Ocak’ta TÜFE enflasyonu beklentileri aştı. Ocak ayı TÜFE enflasyonu aylık %1,68 düzeyinde gerçekleşerek %1,53’lük medyan piyasa beklentisinin ve bizim %1,05’lik varsayımımızın üzerinde açıklandı. Böylelikle yıllık TÜFE enflasyonu da %14,6’dan %15,0’e yükseldi. Çekirdek TÜFE enflasyonu (C grubu) ise aylık %1,14 gerçekleşmenin sonucunda, yıllık bazda %14,3’ten %15,5’e yükseldi. Yİ-ÜFE enflasyonu ise, TL’deki zayıflığın devam eden yansımalarıyla aylık bazda %2,66 düzeyinde gerçekleşti ve yıllık bazda %25,2’den %26,2’e yükseldi.
Beklentimizin üzerindeki enflasyon güç ve giyim kalemleri ile birlikte enflasyon sepeti tartılarındaki güncellemeden kaynaklandı. Ayrıntılara baktığımızda, besin enflasyonunun %2,5 düzeyinde gerçekleşerek (hala yüksek, ancak geçmiş yılların Ocak ortalamalarının altında), bizim beklentimize çabucak hemen paralel geldiğini görüyoruz.
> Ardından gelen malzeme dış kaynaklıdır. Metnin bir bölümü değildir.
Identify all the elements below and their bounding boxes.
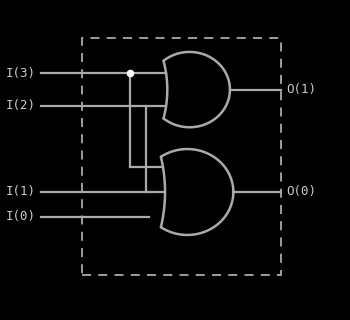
- Text: O(1): O(1): [287, 83, 316, 96]
- Text: I(1): I(1): [6, 186, 36, 198]
- Text: O(0): O(0): [287, 186, 316, 198]
- Bar: [82, 38, 281, 275]
- Text: I(2): I(2): [6, 99, 36, 112]
- Text: I(0): I(0): [6, 210, 36, 223]
- Text: I(3): I(3): [6, 67, 36, 80]
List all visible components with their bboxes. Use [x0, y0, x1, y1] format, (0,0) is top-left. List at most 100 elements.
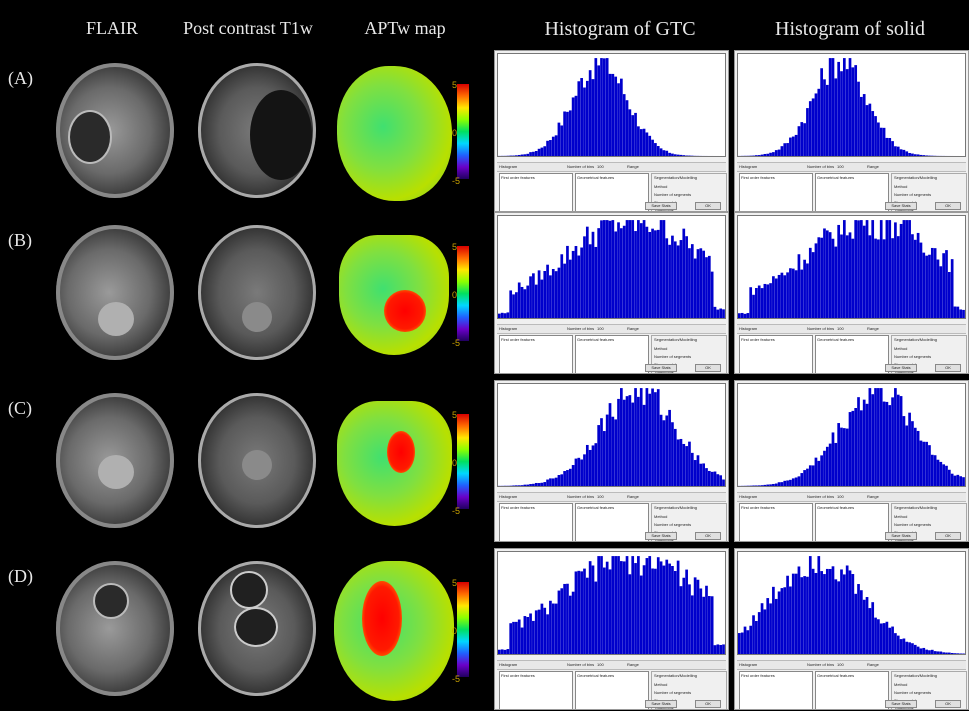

Güç enflasyonunun %3,2’lik gerçekleşme ile beklentimizin üzerinde gerçekleşmesi (şebeke su fiyatlarındaki %7’lik artışa bağlı olarak), giyim kalemindeki sezonluk fiyat düşüşlerinin tarihi ortalamasının altında kalması (-%6,5-7,0’ye karşılık -%4,7) ve enflasyon sepeti tartılarındaki güncellemeler enflasyon tahminimizdeki sapmayı açıklıyor. Tartı güncellemelerinin manşet enflasyona kabaca %0,15 katkı yaptığını hesaplıyoruz. Ayrıyeten, TL’de evvelki devirlerdeki paha kayıplarının olumsuz yansımalarının da devam ettiğini söyleyebiliriz. Bunu da %1,5’lilk sağlam mal enflasyonu ve %2,0’lik temel mallar enflasyonu şeklinde görüyoruz. Çeşitli hizmet kalemlerinde de yüksek fiyat artışlarının olduğunu ve hizmet enflasyonunun %1,9 olarak gerçekleştiğini görüyoruz.
Mart/Nisan’da doruğun görülmesinin akabinde enflasyon düşüş trendine girebilir. TL’deki paha kaybı sonucu, yurtiçi ÜFE enflasyonunun Mayıs’taki kabaca %5 düzeyinden Ocak’ta %26’ya kadar yükselmiş olması (Aralık: %25), TÜFE enflasyonu üzerinde maliyet taraflı baskıların hala devam ettiğine işaret ediyor. Buna ek olarak, geçen yıldan kalan olumsuz baz tesiri nedeniyle TÜFE enflasyonunun Mart/Nisan aylarına kadar yükselmeye devam ederek %16’lı düzeylere ulaşması olası görünüyor. Lakin TL’deki istikrar korunabilirse, enflasyonunun bilhassa yılın ikinci yarısında düşüş trendine girerek yılı %11,0-11,5 civarında tamamlayabileceğini düşünüyoruz. Özetle, TÜFE enflasyonundaki katılığın, TCMB’nin sıkı para siyaseti duruşunu haklı çıkardığını söyleyebiliriz. Buna nazaran, TCMB’nin en azından yılın ikinci yarısına kadar (muhtemelen Temmuz) siyaset faizini sabit tutma eğiliminde olabileceğini düşünüyoruz.